I say it appeared to be a field because in the part of Rikuzentakata that was hit by the tsunami, it`s really hard to tell what a place used to be. Part of Rikuzentakata was basically washed away. You can tell where buildings were because you can see the foundation, but otherwise it`s hard to believe there was a city there.

Myself and volunteer Will and blue coat studies legends of Toono-san (I still can`t remember this guy`s name) were assigned to a strip of land that hadn`t been cleared of rubble yet. We were to gather the rubble into piles, then carry the rubble via wheelbarrow to the piles next to the road.
There was a lot of wood and some plastic, and pieces of styrofoam that were blowing around in the wind. Shoes. A tire, a sheet of metal that had probably been a door to something, and a large tank of something that had been somehow buried almost completely in the ground. Unfortunately we didn`t have the time to dig that last one up, because it definitely wasn`t meant to be there.

The road from our strip of land to the piles of rubble, between our wheelbarrows and the rain--which wasn`t letting up so much as getting heavier--quickly turned into a big mud trap. Like a fool, I hadn`t watched the weather report so had come to volunteer wearing a pair of jeans, which got soaking wet in about 5 minutes.

Unfortunately, because of the weather, volunteer ended before lunch.
It`s worthwhile going, even when volunteering ends early or gets canceled, because otherwise the work we did wouldn`t have happened, but it`s kind of disappointing not to be able to put in a full day.
I`m not even sure a full day would have been possible even if we had decided to work through the rain, though, because if that road had gotten churned up much further, it wouldn`t have been much of a road anymore.

Rikuzentakata, the disaster area, is strange and depressing. The rain doesn`t help much. It`s mostly flat, with just a couple of buildings still standing. The only tree left in the great big pine forest that used to line the Rikuzentakata coastline is visible from a long distance away. The news recently said that the pine tree, which had been a kind of symbol for resilience or something, is definitely eventually going to die. This is going to sound ridiculous, but I wish they could put up a statue of a tree there when the real one dies, until they get some other pine trees planted. No one wants to see the one symbol of resilience for miles and miles wither up and fall over.

There are still animals. Birds, especially. Osprey, seagulls, ducks in the rivers, egrets. It can`t be a good place for a bird to live, anymore, though. The water doesn`t look right. You see some ducks in the water, you start to want to go out and coax them all into cages and bring them to a nice wetland somewhere.

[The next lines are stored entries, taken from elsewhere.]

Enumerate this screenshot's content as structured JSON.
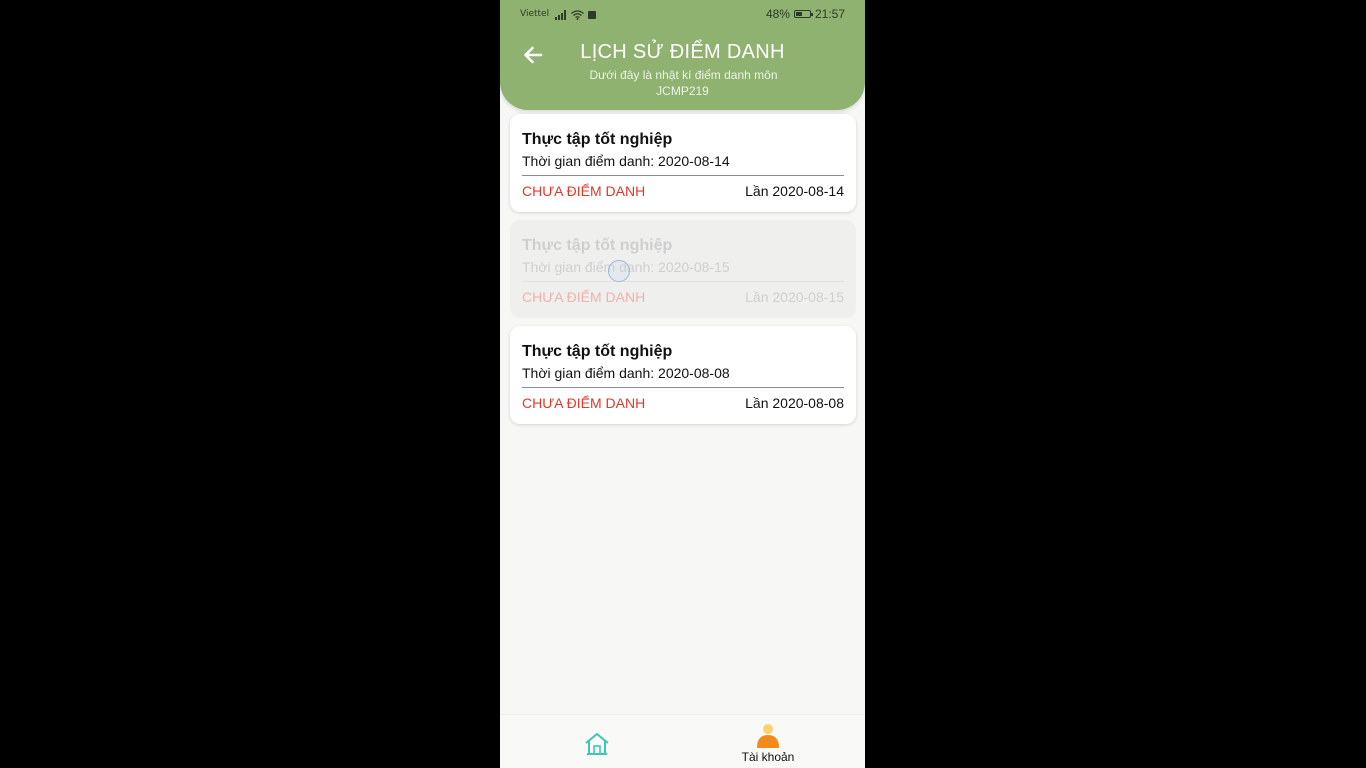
{
  "status_bar": {
    "carrier": "Viettel",
    "battery_percent": "48%",
    "battery_level": 0.48,
    "time": "21:57"
  },
  "header": {
    "title": "LỊCH SỬ ĐIỂM DANH",
    "subtitle_line1": "Dưới đây là nhật kí điểm danh môn",
    "subtitle_line2": "JCMP219"
  },
  "records": [
    {
      "title": "Thực tập tốt nghiệp",
      "time": "Thời gian điểm danh: 2020-08-14",
      "status": "CHƯA ĐIỂM DANH",
      "count": "Lần 2020-08-14"
    },
    {
      "title": "Thực tập tốt nghiệp",
      "time": "Thời gian điểm danh: 2020-08-15",
      "status": "CHƯA ĐIỂM DANH",
      "count": "Lần 2020-08-15"
    },
    {
      "title": "Thực tập tốt nghiệp",
      "time": "Thời gian điểm danh: 2020-08-08",
      "status": "CHƯA ĐIỂM DANH",
      "count": "Lần 2020-08-08"
    }
  ],
  "bottom_nav": {
    "home_icon": "home-icon",
    "account_label": "Tài khoản",
    "account_icon": "user-avatar-icon"
  },
  "colors": {
    "header": "#8fb270",
    "status_red": "#e0392b",
    "home_icon": "#3cc7b4",
    "avatar_body": "#f28a1e",
    "avatar_head": "#fbd36a"
  }
}
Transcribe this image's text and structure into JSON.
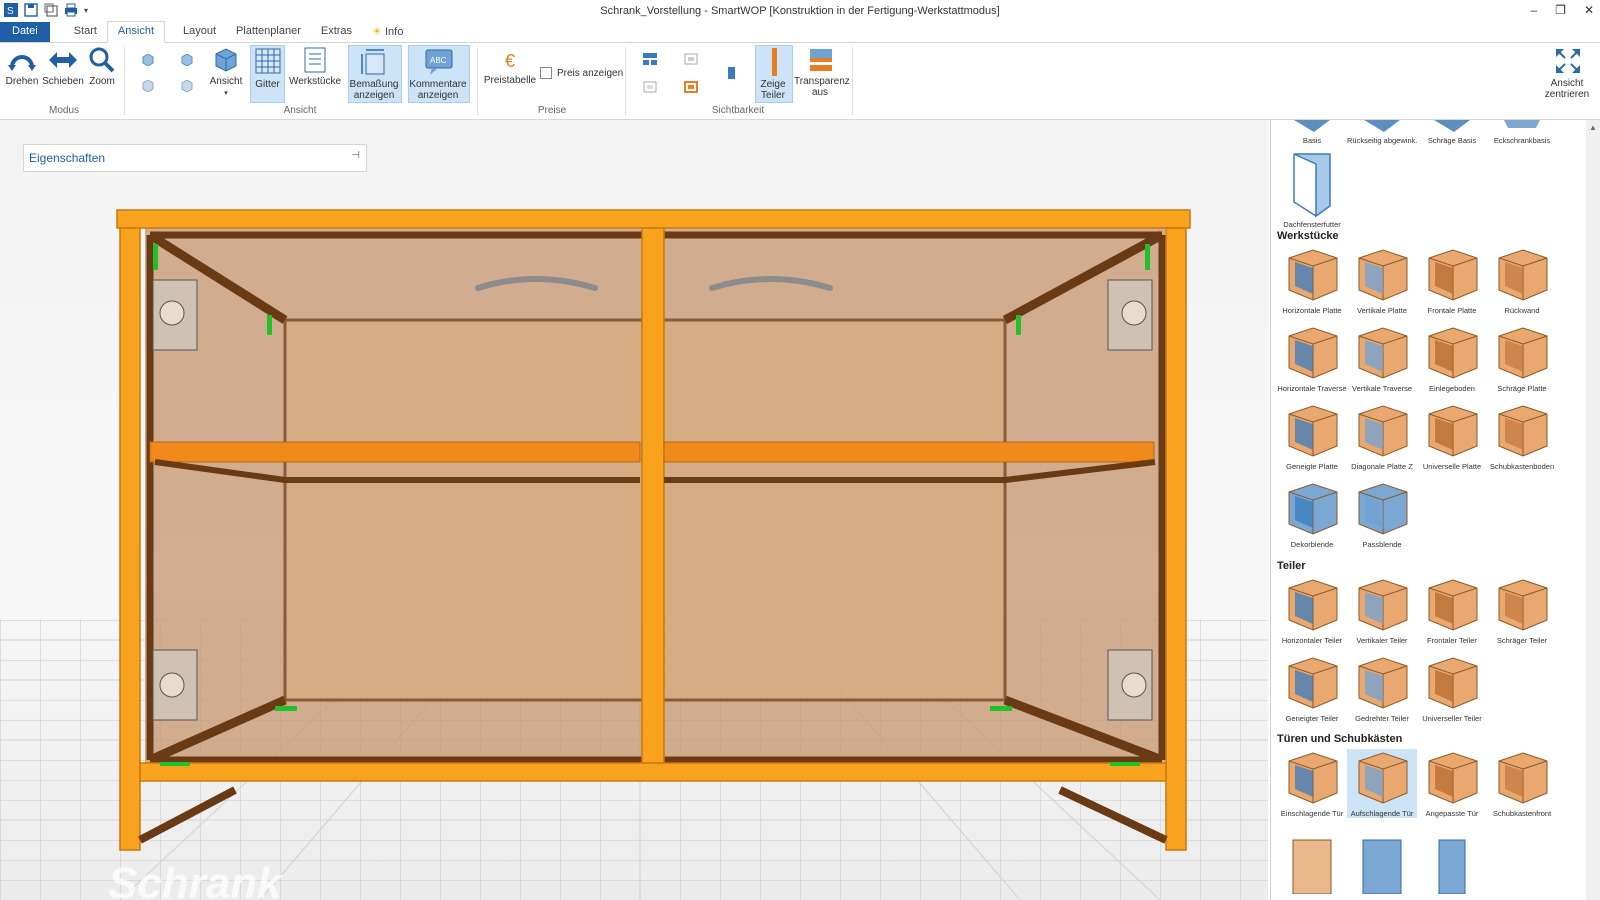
{
  "window": {
    "title": "Schrank_Vorstellung - SmartWOP [Konstruktion in der Fertigung-Werkstattmodus]",
    "controls": [
      "–",
      "❐",
      "✕"
    ]
  },
  "tabs": [
    {
      "label": "Datei"
    },
    {
      "label": "Start"
    },
    {
      "label": "Ansicht"
    },
    {
      "label": "Layout"
    },
    {
      "label": "Plattenplaner"
    },
    {
      "label": "Extras"
    },
    {
      "label": "Info"
    }
  ],
  "ribbon": {
    "modus": {
      "label": "Modus",
      "drehen": "Drehen",
      "schieben": "Schieben",
      "zoom": "Zoom"
    },
    "ansicht": {
      "label": "Ansicht",
      "ansicht_btn": "Ansicht",
      "gitter": "Gitter",
      "werkstuecke": "Werkstücke",
      "bemassung": "Bemaßung anzeigen",
      "kommentare": "Kommentare anzeigen"
    },
    "preise": {
      "label": "Preise",
      "preistabelle": "Preistabelle",
      "preis_anzeigen": "Preis anzeigen",
      "checked": false
    },
    "sichtbarkeit": {
      "label": "Sichtbarkeit",
      "zeige_teiler": "Zeige Teiler",
      "transparenz": "Transparenz aus"
    },
    "ansicht_zentrieren": "Ansicht zentrieren"
  },
  "properties": {
    "label": "Eigenschaften"
  },
  "viewport": {
    "watermark": "Schrank"
  },
  "colors": {
    "accent": "#1e5fa6",
    "cabinet": "#f9a21e",
    "cabinet_dark": "#6a3a14",
    "selected": "#cde3f7"
  },
  "panel": {
    "top_items": [
      "Basis",
      "Rückseitig abgewink...",
      "Schräge Basis",
      "Eckschrankbasis",
      "Dachfensterfutter"
    ],
    "werkstuecke": {
      "title": "Werkstücke",
      "items": [
        "Horizontale Platte",
        "Vertikale Platte",
        "Frontale Platte",
        "Rückwand",
        "Horizontale Traverse",
        "Vertikale Traverse",
        "Einlegeboden",
        "Schräge Platte",
        "Geneigte Platte",
        "Diagonale Platte Z",
        "Universelle Platte",
        "Schubkastenboden",
        "Dekorblende",
        "Passblende"
      ]
    },
    "teiler": {
      "title": "Teiler",
      "items": [
        "Horizontaler Teiler",
        "Vertikaler Teiler",
        "Frontaler Teiler",
        "Schräger Teiler",
        "Geneigter Teiler",
        "Gedrehter Teiler",
        "Universeller Teiler"
      ]
    },
    "tueren": {
      "title": "Türen und Schubkästen",
      "items": [
        "Einschlagende Tür",
        "Aufschlagende Tür",
        "Angepasste Tür",
        "Schubkastenfront"
      ],
      "selected": "Aufschlagende Tür"
    }
  }
}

Rikuzentakata is not completely destroyed. There`s an undamaged area, and people still live there. I always forget that, for some reason, remembering the part that got washed away.

In the volunteer center, where they give us free coffee and cocoa, I saw letters from schoolchildren in Rikuzentakata thanking volunteers. "Thank you for cleaning up the rubble so it`s safe to walk around." How terrible, to be a kid and live in a place where you have to worry if it`s safe to walk around.